Personal information
- Full name: Abbas Rahim Zaywer
- Date of birth: 25 January 1979
- Place of birth: Baghdad, Iraq
- Date of death: 10 August 2012 (aged 33)
- Place of death: Baghdad, Iraq
- Position(s): Midfielder

Senior career*
- Years: Team / Apps / (Gls)
- 1996-1997: Al-Karkh SC
- 1997-1998: Al-Shorta
- 1998-1999: Al-Karkh SC
- 1999-2000: Al-Shorta
- 2000: Al-Zawraa
- 2000-2004: Al-Shorta
- 2004: Al-Jaish
- 2004-2005: Al-Shorta
- 2005-2006: Al-Zawraa

International career
- 1999–2003: Iraq / 35 / (4)

= Abbas Rahim =

Iraqi footballer

Abbas Rahim Zaywer (عَبَّاس رَحِيم زَايِر; 25 January 1979 – 10 August 2012) was an Iraqi football midfielder who played for Iraq in the 2000 Asian Cup and Al-Shorta and Al-Zawraa.

==Playing career==
Abbas Rahim was born on January 25, 1979, in Baghdad and started his playing career in the junior teams of Al-Nafat and Salikh. At the age of 13, he joined the Talaba youth where he spent two years before joining Al-Karkh - making his first team debut in 1995. A year later he transferred to Al-Shurta winning the league title in 1997–98. After a brief spell at Al-Karkh, he joined ‘the White Seagulls’ Al-Zawraa, winning the double in 2000 and scoring a remarkable seven goals in his first three league games for the club.

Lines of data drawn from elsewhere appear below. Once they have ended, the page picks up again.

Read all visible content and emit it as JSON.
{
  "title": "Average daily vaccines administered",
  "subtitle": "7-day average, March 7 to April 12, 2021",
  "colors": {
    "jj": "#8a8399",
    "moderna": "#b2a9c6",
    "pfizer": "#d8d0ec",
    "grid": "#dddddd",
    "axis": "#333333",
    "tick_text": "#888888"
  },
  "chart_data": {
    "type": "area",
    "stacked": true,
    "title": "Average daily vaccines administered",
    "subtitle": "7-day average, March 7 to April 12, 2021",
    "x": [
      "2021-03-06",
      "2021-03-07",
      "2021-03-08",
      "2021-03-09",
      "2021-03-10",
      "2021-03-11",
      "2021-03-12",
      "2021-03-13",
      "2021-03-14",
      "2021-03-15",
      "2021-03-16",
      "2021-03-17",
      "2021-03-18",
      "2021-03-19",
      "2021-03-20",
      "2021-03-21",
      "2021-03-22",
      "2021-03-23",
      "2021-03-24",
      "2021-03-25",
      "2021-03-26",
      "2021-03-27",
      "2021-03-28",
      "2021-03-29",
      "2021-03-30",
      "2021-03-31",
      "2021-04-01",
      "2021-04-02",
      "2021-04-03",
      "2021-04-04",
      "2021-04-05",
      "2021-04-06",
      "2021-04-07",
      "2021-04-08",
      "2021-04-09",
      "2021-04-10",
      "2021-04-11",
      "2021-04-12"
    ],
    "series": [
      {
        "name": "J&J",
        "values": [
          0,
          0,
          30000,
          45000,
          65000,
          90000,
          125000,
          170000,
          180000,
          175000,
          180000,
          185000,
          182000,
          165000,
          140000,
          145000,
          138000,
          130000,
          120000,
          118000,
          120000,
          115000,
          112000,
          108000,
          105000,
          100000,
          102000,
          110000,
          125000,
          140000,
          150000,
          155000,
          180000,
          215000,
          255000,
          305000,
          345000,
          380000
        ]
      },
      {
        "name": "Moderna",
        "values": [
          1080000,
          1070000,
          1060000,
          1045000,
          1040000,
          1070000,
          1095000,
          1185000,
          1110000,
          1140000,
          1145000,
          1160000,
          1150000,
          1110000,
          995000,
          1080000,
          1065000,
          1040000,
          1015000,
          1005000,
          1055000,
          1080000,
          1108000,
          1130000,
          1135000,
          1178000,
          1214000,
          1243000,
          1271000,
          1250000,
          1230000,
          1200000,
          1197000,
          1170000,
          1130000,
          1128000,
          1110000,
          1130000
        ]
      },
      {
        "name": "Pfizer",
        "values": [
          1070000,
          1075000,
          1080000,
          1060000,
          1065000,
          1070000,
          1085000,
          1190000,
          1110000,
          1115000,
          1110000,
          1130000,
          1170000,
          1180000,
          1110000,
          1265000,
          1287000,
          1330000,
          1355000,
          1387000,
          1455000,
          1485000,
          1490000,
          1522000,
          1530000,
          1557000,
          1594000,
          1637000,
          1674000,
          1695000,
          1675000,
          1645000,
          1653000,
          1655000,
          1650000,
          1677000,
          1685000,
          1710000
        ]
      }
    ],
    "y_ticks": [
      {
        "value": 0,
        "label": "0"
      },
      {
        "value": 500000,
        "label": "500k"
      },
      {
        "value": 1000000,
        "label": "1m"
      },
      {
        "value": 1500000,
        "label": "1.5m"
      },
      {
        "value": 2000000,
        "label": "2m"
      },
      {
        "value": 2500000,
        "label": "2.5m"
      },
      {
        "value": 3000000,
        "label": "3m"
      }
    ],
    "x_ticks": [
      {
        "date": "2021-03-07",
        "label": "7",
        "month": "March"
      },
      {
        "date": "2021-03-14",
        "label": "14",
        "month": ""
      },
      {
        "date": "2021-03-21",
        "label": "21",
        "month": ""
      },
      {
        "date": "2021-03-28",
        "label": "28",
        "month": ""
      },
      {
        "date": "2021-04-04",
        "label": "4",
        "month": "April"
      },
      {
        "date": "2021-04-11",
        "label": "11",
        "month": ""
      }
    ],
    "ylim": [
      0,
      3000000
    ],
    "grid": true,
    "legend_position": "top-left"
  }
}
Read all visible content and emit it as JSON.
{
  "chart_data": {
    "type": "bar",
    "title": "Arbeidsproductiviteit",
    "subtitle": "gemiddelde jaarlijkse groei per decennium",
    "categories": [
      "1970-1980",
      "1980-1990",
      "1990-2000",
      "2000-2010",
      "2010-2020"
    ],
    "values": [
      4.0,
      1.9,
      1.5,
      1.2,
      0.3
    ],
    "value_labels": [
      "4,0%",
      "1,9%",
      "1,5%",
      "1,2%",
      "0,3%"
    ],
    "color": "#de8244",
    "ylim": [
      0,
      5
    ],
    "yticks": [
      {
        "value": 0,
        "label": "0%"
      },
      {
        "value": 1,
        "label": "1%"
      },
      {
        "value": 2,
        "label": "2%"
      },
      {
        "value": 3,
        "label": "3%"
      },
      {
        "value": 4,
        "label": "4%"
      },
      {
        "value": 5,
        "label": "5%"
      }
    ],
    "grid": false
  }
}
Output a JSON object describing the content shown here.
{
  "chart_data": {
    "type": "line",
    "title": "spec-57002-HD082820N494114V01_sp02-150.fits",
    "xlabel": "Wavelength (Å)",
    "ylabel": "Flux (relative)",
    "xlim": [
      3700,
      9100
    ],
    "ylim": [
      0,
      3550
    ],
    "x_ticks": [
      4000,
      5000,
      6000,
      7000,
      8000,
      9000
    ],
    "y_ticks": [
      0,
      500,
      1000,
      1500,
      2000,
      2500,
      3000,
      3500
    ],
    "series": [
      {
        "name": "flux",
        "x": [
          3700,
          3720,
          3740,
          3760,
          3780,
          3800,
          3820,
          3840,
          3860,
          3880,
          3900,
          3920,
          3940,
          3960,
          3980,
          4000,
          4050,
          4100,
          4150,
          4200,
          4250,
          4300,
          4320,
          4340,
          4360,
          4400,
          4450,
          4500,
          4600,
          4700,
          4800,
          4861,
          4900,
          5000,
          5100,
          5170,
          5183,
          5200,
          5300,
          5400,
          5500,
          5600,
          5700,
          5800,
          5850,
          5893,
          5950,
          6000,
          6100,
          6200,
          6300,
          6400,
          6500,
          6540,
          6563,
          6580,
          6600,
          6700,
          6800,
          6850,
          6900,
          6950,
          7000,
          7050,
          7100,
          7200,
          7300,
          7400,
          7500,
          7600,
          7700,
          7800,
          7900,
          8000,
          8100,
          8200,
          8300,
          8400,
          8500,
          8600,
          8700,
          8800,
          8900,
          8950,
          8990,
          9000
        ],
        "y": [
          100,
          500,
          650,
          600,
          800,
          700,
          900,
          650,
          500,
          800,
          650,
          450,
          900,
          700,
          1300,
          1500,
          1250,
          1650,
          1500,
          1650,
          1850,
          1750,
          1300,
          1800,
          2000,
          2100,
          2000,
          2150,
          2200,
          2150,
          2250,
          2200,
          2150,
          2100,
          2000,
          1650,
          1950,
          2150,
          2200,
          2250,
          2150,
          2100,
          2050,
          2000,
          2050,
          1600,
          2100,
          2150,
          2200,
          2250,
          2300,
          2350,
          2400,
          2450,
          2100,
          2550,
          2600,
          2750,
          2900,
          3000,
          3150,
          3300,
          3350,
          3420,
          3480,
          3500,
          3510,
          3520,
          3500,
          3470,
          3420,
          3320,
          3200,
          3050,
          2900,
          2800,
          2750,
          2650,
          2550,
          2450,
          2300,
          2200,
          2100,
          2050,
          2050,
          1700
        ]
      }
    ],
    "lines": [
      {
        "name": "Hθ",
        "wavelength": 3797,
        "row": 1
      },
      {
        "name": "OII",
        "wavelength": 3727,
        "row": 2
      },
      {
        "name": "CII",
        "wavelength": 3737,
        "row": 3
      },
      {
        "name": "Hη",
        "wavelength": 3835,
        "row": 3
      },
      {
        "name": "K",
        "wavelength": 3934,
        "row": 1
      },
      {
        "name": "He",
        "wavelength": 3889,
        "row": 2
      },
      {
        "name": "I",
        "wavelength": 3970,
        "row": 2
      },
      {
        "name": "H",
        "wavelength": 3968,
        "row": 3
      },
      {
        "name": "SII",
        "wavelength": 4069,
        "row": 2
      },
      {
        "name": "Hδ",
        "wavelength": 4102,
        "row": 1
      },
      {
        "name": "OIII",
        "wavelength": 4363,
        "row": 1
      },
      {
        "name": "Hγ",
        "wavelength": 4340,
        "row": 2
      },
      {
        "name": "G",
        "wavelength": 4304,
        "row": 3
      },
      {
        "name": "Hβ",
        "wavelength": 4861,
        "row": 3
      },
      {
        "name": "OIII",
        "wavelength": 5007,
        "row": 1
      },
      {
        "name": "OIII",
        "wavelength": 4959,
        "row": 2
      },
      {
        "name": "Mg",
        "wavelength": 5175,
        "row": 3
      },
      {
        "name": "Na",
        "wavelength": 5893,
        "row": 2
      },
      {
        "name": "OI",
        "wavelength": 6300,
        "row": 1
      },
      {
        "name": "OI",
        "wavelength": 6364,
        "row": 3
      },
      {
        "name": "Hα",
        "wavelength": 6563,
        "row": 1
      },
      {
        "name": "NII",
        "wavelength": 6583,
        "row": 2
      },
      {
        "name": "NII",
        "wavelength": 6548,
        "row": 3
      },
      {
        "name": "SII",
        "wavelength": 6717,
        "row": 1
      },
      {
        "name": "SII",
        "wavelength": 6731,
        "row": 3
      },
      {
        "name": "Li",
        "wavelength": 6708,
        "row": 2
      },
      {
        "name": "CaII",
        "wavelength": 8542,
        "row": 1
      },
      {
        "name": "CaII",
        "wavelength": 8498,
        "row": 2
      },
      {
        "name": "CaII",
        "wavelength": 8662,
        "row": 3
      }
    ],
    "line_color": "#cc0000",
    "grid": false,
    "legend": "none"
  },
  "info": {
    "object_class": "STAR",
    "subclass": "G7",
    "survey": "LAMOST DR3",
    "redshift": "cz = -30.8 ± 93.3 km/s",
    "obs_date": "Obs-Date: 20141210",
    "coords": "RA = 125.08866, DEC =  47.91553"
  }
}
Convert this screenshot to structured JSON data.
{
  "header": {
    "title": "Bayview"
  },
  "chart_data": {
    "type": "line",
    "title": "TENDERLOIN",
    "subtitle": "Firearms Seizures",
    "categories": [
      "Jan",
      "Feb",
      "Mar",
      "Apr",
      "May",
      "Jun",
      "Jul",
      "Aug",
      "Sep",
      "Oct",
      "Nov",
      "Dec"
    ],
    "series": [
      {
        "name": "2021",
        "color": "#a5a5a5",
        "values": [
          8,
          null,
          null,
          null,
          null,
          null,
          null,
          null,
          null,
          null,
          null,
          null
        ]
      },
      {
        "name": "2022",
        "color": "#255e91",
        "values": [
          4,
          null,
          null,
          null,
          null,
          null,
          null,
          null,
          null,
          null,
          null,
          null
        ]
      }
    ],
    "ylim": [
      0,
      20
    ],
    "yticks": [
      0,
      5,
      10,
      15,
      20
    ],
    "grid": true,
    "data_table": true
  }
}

Abbas joined Al-Shurta for the second time in 2001.

He was a prolific goal scorer at youth level and Under-19 level where he helped Iraq qualify for the AFC Asian Youth Championship in 1998. He had starred for the Iraqi Olympic side and was capable of turning a game on his own. A versatile left-sided player who could play at left-back, on the left wing, just behind the front two or as an out and out striker.

Abbas made his debut during the 1999 Pan-Arab games in Amman against Libya, scoring his first international goal in a 4–0 win against Lebanon. He played a part in the final against the hosts hitting the cross bar in extra time and was also one of three who hit the post in the penalty shoot-out.

==International goals==
Scores and results list Iraq's goal tally first.

| # | Date | Venue | Opponent | Score | Result | Competition |
|---|---|---|---|---|---|---|
| 1. | 27 August 1999 | Al-Hassan Stadium, Irbid | Lebanon | 3–0 | 4–0 | 1999 Pan Arab Games |
| 2. | 3 November 1999 | National Stadium, Abu Dhabi | United Arab Emirates | 1–0 | 2–2 | Friendly |
| 3. | 22 October 2003 | Manama National Stadium, Manama | Myanmar | 2–1 | 3–1 | 2004 AFC Asian Cup qualification |

==Death==
On 10 August 2012, Rahim died in a car crash on the road from Baghdad to Najaf. He was 33 years old.